WHEN THE BOAT COMES IN SAILING BACK TO HOME PORT
The first stage adaptation of TV drama When the Boat Comes In is set to dock once more at The Customs House – followed by a sequel.
When the Boat Comes In was performed in front of sell-out audiences during its world premiere 10-day run at the Mill Dam theatre in South Shields last month.
It will return to the stage in March 2019, followed in September 2019 by When the Boat Comes In: The Hungry Years.
The second instalment will once again be written by Peter Mitchell, the son of James Mitchell, who wrote the much-loved TV series for the BBC.

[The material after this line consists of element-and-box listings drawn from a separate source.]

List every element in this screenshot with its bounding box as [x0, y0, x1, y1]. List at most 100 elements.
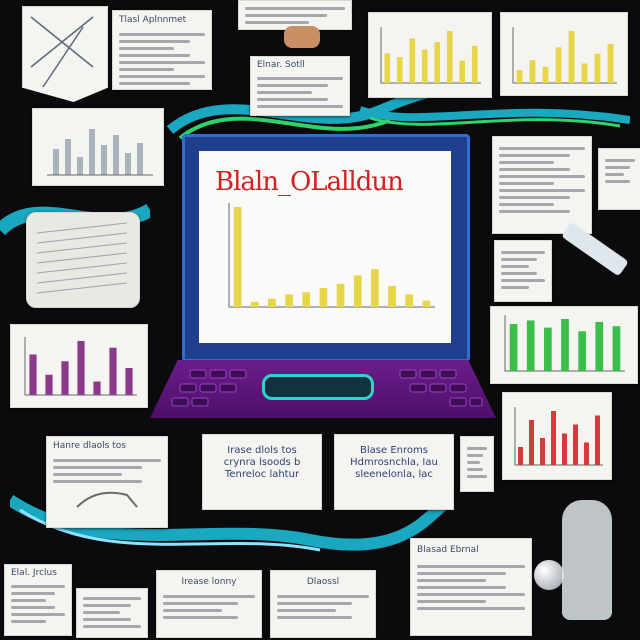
card-caption: Elnar. Sotll: [257, 60, 305, 70]
main-bar-chart: [228, 203, 435, 308]
chart-bar: [518, 447, 523, 465]
chart-bar: [581, 63, 588, 83]
chart-bar: [405, 294, 414, 307]
card-top-left-diagram: [22, 6, 108, 102]
chart-bar: [607, 44, 614, 83]
screen-title: Blaln_OLalldun: [215, 167, 404, 197]
chart-axis: [514, 407, 603, 466]
panel-line: Tenreloc lahtur: [224, 469, 300, 480]
panel-line: Irase dlols tos: [227, 445, 297, 456]
card-caption: Irease lonny: [181, 577, 237, 587]
card-caption: Blasad Ebrnal: [417, 545, 479, 555]
chart-bar: [45, 374, 53, 395]
chart-bar: [285, 294, 293, 307]
card-right-text-panel: Blase Enroms Hdmrosnchla, Iau sleenelonl…: [334, 434, 454, 510]
chart-bar: [516, 70, 523, 83]
chart-bar: [584, 442, 589, 465]
card-bottom-left: Elal. Jrclus: [4, 564, 72, 636]
chart-bar: [446, 31, 453, 83]
bar-chart-purple: [24, 337, 137, 396]
chart-bar: [555, 47, 562, 83]
card-caption: Elal. Jrclus: [11, 568, 57, 578]
card-chart-yellow-top: [368, 12, 492, 98]
bar-chart-green: [504, 315, 625, 372]
chart-bar: [421, 49, 428, 83]
card-bottom-center-left: Irease lonny: [156, 570, 262, 638]
panel-line: Hdmrosnchla, Iau: [350, 457, 438, 468]
card-chart-red: [502, 392, 612, 480]
chart-bar: [509, 324, 518, 371]
chart-bar: [594, 53, 601, 83]
chart-bar: [319, 288, 328, 307]
chart-bar: [459, 60, 466, 83]
chart-bar: [578, 331, 586, 371]
chart-bar: [233, 207, 242, 307]
chart-bar: [471, 45, 478, 83]
card-caption: Hanre dlaols tos: [53, 441, 126, 451]
card-chart-gray-left: [32, 108, 164, 186]
chart-bar: [336, 283, 345, 307]
card-top-doc-2: [238, 0, 352, 30]
chart-bar: [353, 275, 362, 307]
chart-bar: [544, 327, 552, 371]
card-left-text-panel: Irase dlols tos crynra lsoods b Tenreloc…: [202, 434, 322, 510]
card-top-doc-1: Tlasl Aplnnmet: [112, 10, 212, 90]
chart-bar: [612, 326, 621, 371]
chart-bar: [388, 285, 396, 307]
chart-bar: [573, 424, 578, 465]
keyboard-keys: [171, 369, 483, 407]
teal-ribbon-right: [360, 106, 630, 128]
bar-chart-top-right: [512, 27, 617, 84]
chart-bar: [109, 347, 117, 395]
chart-bar: [551, 411, 556, 465]
bar-chart-gray: [47, 129, 153, 176]
card-caption: Tlasl Aplnnmet: [119, 15, 187, 25]
bar-chart-red: [514, 407, 603, 466]
chart-bar: [29, 354, 37, 395]
card-scroll-illustration: [26, 212, 140, 308]
card-chart-purple: [10, 324, 148, 408]
card-bottom-right-doc: Blasad Ebrnal: [410, 538, 532, 636]
card-caption: Dlaossl: [306, 577, 340, 587]
chart-bar: [529, 60, 536, 83]
card-mid-left-doc: Hanre dlaols tos: [46, 436, 168, 528]
pen-illustration: [561, 221, 629, 277]
panel-line: Blase Enroms: [360, 445, 428, 456]
chart-bar: [529, 420, 534, 465]
card-top-doc-3: Elnar. Sotll: [250, 56, 350, 116]
chart-bar: [434, 42, 441, 83]
chart-bar: [562, 433, 567, 465]
card-doc-right-1: [492, 136, 592, 234]
chart-bar: [568, 31, 575, 83]
line-sketch: [30, 16, 94, 88]
chart-bar: [396, 57, 403, 83]
chart-bar: [371, 269, 379, 307]
chart-bar: [542, 66, 549, 83]
panel-line: crynra lsoods b: [223, 457, 301, 468]
card-bottom-center-right: Dlaossl: [270, 570, 376, 638]
card-small-doc-right: [460, 436, 494, 492]
chart-bar: [268, 298, 276, 307]
sphere-illustration: [534, 560, 564, 590]
teal-ribbon-bottom: [10, 494, 450, 552]
chart-bar: [250, 301, 259, 307]
chart-bar: [595, 415, 600, 465]
chart-bar: [540, 438, 545, 465]
chart-bar: [526, 320, 535, 371]
chart-axis: [380, 27, 481, 84]
chart-axis: [228, 203, 435, 308]
chart-bar: [561, 319, 569, 371]
chart-bar: [422, 300, 431, 307]
chart-axis: [512, 27, 617, 84]
card-small-right: [598, 148, 640, 210]
card-chart-yellow-top-right: [500, 12, 628, 96]
chart-bar: [77, 341, 85, 395]
chart-bar: [409, 38, 416, 83]
laptop-display: Blaln_OLalldun: [199, 151, 451, 343]
figure-illustration: [562, 500, 612, 620]
chart-bar: [384, 53, 391, 83]
card-chart-green: [490, 306, 638, 384]
trackpad: [262, 374, 374, 400]
card-bottom-mid-left: [76, 588, 148, 638]
card-doc-right-2: [494, 240, 552, 302]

Peter, who followed his father into a career in writing 40 years ago, said: “When The Boat Comes In was incredibly well-received by The Customs House audience. The feedback was overwhelmingly positive and there was a real energy in the auditorium. I’m delighted that anyone who missed out first time around is going to get another chance to see it.
“Many of the themes emerging from the drama resonate as clearly now as they ever did and everyone involved in the production was thrilled at the reaction.”

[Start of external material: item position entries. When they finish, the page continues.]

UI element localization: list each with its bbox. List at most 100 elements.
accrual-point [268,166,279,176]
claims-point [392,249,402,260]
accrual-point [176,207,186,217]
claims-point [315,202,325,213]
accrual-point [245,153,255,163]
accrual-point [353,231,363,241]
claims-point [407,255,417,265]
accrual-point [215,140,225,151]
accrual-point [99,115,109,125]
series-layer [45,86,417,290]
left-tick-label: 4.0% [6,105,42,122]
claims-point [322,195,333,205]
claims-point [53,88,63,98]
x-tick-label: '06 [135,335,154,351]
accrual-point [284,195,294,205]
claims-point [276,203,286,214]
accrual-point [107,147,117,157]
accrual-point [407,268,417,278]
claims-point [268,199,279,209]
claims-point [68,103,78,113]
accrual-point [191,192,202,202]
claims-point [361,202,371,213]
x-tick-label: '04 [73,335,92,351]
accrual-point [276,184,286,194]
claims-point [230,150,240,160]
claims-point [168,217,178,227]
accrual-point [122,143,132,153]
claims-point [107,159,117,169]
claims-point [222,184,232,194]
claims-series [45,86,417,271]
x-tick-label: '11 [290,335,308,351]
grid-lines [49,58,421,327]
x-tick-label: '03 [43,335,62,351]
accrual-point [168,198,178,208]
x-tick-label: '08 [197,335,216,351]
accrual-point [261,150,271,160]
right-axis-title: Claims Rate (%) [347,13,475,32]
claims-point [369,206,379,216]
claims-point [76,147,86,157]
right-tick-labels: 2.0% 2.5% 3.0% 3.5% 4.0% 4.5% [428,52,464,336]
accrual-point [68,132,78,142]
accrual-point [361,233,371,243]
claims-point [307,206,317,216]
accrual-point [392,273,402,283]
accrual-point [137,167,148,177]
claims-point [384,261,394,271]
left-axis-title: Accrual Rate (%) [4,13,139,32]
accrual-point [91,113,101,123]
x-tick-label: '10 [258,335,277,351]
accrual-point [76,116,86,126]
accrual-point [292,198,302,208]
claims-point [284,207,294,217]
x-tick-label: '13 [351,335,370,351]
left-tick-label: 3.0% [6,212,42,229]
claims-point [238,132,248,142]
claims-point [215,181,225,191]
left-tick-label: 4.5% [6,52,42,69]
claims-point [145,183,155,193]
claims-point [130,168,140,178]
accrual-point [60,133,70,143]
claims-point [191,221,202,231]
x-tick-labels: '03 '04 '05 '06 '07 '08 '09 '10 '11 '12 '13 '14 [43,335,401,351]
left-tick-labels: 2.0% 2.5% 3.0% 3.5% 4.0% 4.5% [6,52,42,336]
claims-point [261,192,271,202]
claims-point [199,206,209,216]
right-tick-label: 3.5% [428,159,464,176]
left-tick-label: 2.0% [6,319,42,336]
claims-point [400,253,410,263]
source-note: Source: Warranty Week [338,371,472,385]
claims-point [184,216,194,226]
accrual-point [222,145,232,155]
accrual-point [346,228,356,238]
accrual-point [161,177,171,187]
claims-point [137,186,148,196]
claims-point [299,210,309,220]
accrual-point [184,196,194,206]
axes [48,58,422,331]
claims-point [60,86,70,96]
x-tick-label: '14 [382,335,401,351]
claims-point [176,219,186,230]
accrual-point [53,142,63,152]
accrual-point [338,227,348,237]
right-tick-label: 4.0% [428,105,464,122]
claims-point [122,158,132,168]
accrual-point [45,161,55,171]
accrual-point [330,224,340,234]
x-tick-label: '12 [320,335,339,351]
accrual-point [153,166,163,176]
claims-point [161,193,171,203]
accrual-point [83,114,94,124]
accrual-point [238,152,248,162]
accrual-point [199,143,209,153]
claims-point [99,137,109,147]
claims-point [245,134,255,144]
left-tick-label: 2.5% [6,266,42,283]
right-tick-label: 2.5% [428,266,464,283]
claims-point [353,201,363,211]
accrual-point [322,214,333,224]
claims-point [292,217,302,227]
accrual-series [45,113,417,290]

When the Boat Comes In follows the fortunes of Sergeant Jack Ford during the inter-war years on Tyneside. Having endured the horrors of war, he yearns for something more and is determined to get what he wants, whatever the cost.
The original TV show ran for four series between 1976 and 1981 and was ground-breaking for its time, as it was shot on location in the north east and featured local actors, including Sunderland-born James Bolam as Jack Ford.
At its peak, it attracted 15 million viewers and national acclaim, receiving several BAFTA nominations, including two for best drama series.
The stage version of When the Boat Comes In was commissioned by The Customs House to commemorate the centenary of the end of the First World War.
It starred Jamie Brown as Jack Ford, Alice Stokoe as Jessie Seaton, Steve Byron as Bill Seaton, Janine Birkett as Bella Seaton, Matthew Howdon as Tom Seaton, Charlie Richmond as Matt Headley, Anna Bolton as Dolly Mather and Sarah Balfour as Mary Routledge/Mrs Scrimgour.
The second part will continue where the first left off, but will stand as a story in its own right.
Peter said: “So many people told us after the first performance that they wanted more and it will be an absolute pleasure to bring the next chapter of the story to The Customs House.
“There’s much more to come from Jack Ford and the gang but you can guarantee one thing – it won’t all be plain sailing. The backdrop to the next drama involves poverty, greed, jealousy and ambition – Jack will have his work cut out.”
When The Boat Comes In will return between Wednesday, March 13, and Sunday, March 17, 2019, with evening performances at 7.30pm and two 2.30pm performances on Saturday, March 16, and Sunday, March 17.
When the Boat Comes In: The Hungry Years will run from Thursday, September 12, to Saturday, September 28, 2019, with evening performances at 7.30pm and 2.30pm performances on Saturday, September 14, Thursday, September 19, Saturday, September 21, Thursday, September 26 and Saturday, September 28.
Ray Spencer, Executive Director of The Customs House, said: “We were thrilled at the response to When the Boat Comes In and we were aware that a number of people were disappointed they didn’t get the opportunity to see part one.
“So, we are bringing it back in March and adding extra shows in September so more people will be able to see part two, which we are very excited to see on stage.”